For pipelines that ingest 4:4:4 or 4:2:2 source and produce 4:2:0 streaming output, an FfprobeExecutor stage characterizes the source's chroma format upstream; cross-stage data flow wires the probe output into the downstream encode stages so chroma resampling parameters derive from the real source rather than assumed defaults. Default conversion uses high-quality resampling with MPEG-2 chroma siting (the consumer-codec convention).
For workflows that produce both broadcast contribution (4:2:2) and streaming (4:2:0) outputs from the same source, parallel sibling rendition stages emit each variant from one shared upstream source; sibling cancellation propagates fatal failures so dependents don't waste compute.
The CMAF muxer at the packaging stage preserves chroma signaling (pasp and related boxes) the encoder emitted; players parse the signaling and decode appropriately.
The strict-broker security model handles chroma-format work like any pipeline payload — workers carry no ambient credentials; content access flows through short-lived presigned URLs scoped per stage; access is disposed on completion.
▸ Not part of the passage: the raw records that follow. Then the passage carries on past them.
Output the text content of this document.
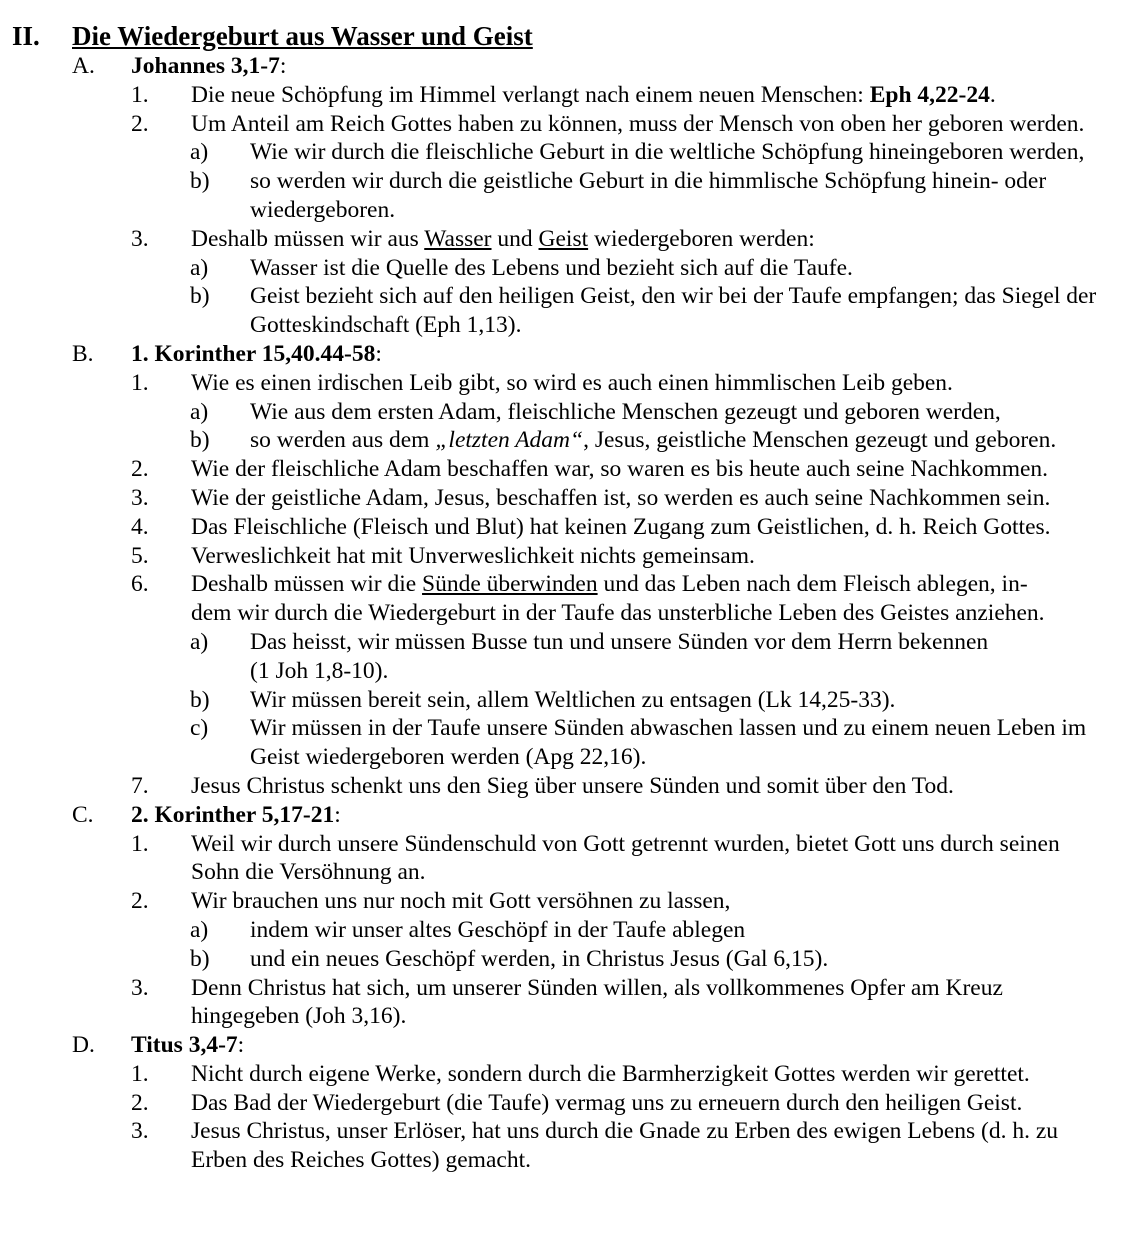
II. Die Wiedergeburt aus Wasser und Geist
A. Johannes 3,1-7:
1. Die neue Schöpfung im Himmel verlangt nach einem neuen Menschen: Eph 4,22-24.
2. Um Anteil am Reich Gottes haben zu können, muss der Mensch von oben her geboren werden.
a) Wie wir durch die fleischliche Geburt in die weltliche Schöpfung hineingeboren werden,
b) so werden wir durch die geistliche Geburt in die himmlische Schöpfung hinein- oder wiedergeboren.
3. Deshalb müssen wir aus Wasser und Geist wiedergeboren werden:
a) Wasser ist die Quelle des Lebens und bezieht sich auf die Taufe.
b) Geist bezieht sich auf den heiligen Geist, den wir bei der Taufe empfangen; das Siegel der Gotteskindschaft (Eph 1,13).
B. 1. Korinther 15,40.44-58:
1. Wie es einen irdischen Leib gibt, so wird es auch einen himmlischen Leib geben.
a) Wie aus dem ersten Adam, fleischliche Menschen gezeugt und geboren werden,
b) so werden aus dem „letzten Adam“, Jesus, geistliche Menschen gezeugt und geboren.
2. Wie der fleischliche Adam beschaffen war, so waren es bis heute auch seine Nachkommen.
3. Wie der geistliche Adam, Jesus, beschaffen ist, so werden es auch seine Nachkommen sein.
4. Das Fleischliche (Fleisch und Blut) hat keinen Zugang zum Geistlichen, d. h. Reich Gottes.
5. Verweslichkeit hat mit Unverweslichkeit nichts gemeinsam.
6. Deshalb müssen wir die Sünde überwinden und das Leben nach dem Fleisch ablegen, in-
dem wir durch die Wiedergeburt in der Taufe das unsterbliche Leben des Geistes anziehen.
a) Das heisst, wir müssen Busse tun und unsere Sünden vor dem Herrn bekennen
(1 Joh 1,8-10).
b) Wir müssen bereit sein, allem Weltlichen zu entsagen (Lk 14,25-33).
c) Wir müssen in der Taufe unsere Sünden abwaschen lassen und zu einem neuen Leben im Geist wiedergeboren werden (Apg 22,16).
7. Jesus Christus schenkt uns den Sieg über unsere Sünden und somit über den Tod.
C. 2. Korinther 5,17-21:
1. Weil wir durch unsere Sündenschuld von Gott getrennt wurden, bietet Gott uns durch seinen Sohn die Versöhnung an.
2. Wir brauchen uns nur noch mit Gott versöhnen zu lassen,
a) indem wir unser altes Geschöpf in der Taufe ablegen
b) und ein neues Geschöpf werden, in Christus Jesus (Gal 6,15).
3. Denn Christus hat sich, um unserer Sünden willen, als vollkommenes Opfer am Kreuz hingegeben (Joh 3,16).
D. Titus 3,4-7:
1. Nicht durch eigene Werke, sondern durch die Barmherzigkeit Gottes werden wir gerettet.
2. Das Bad der Wiedergeburt (die Taufe) vermag uns zu erneuern durch den heiligen Geist.
3. Jesus Christus, unser Erlöser, hat uns durch die Gnade zu Erben des ewigen Lebens (d. h. zu Erben des Reiches Gottes) gemacht.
For customers asking about chroma format choice for their pipeline, the answer is almost always "4:2:0 for streaming, 4:2:2 for broadcast contribution, 4:4:4 if you have a specific editorial reason." The exceptions are narrow (premium screen-recording content, pixel-art animation, broadcast-grade live production where contribution is bandwidth-rich); the default is consumer streaming chroma sub-sampling.